The Taikoskin Blog just did a piece on the unwritten rules of work in Japan. This was my favorite:
“Got a meeting? Don’t express your opinions. Debates aren’t debates, discussions aren’t discussions. It’s just a place for you to say ‘yes’ enthusiastically, bow, and agree with whatever the highest-ranking proposes. And definitely don’t be on time to the meeting. Be early.”
I have been to those meetings. Not in Japan, but I have been to them. Boss gathers everyone to ask how you feel about the recent firing (of someone). What’s the desired response? We’re better off, and reasons why that person wasn’t making us stronger. I’ve witnessed the rare person that says “Actually, I find it quite disturbing…” Usually that person is next. Maybe not today, maybe not tomorrow, but inevitably… unless they change their tune.

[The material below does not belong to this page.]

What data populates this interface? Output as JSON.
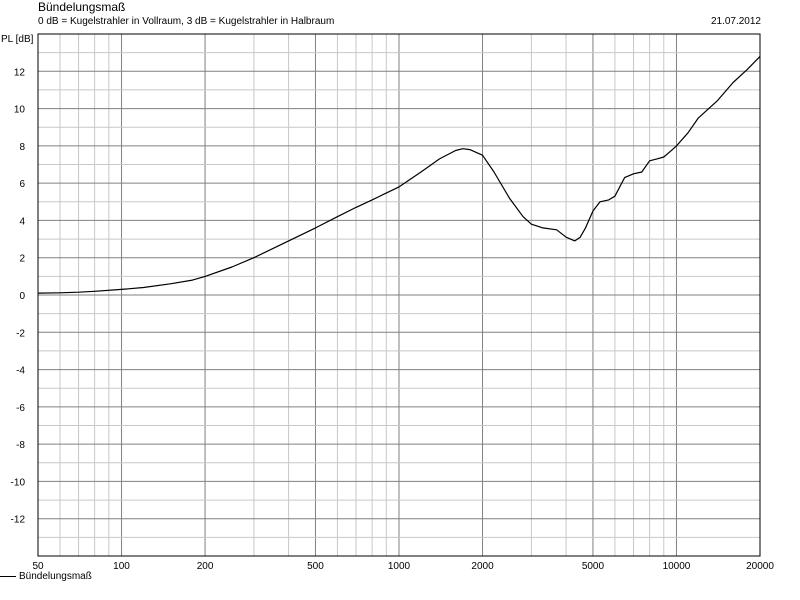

Boss wants everyone’s take on what to do about something? Ask yourself, weren’t the last 10 meetings just getting your participation in what was already decided anyway? If not, he might be seriously lost and need help. But if it’s important enough to stop everyone from working, the change is already decided upon, 9 times out of 10. The meeting is for you to feel involved. The goal? Figure out which way the boss already decided and recommend that. If we could just add cash betting, seeing, and raising, the game would be more fun.
The other rules Taiko gave are pretty fun, too. I commend them to you, but only in the sense of the surreal world of corporate fascism, or else if you’re working in corporate Japan.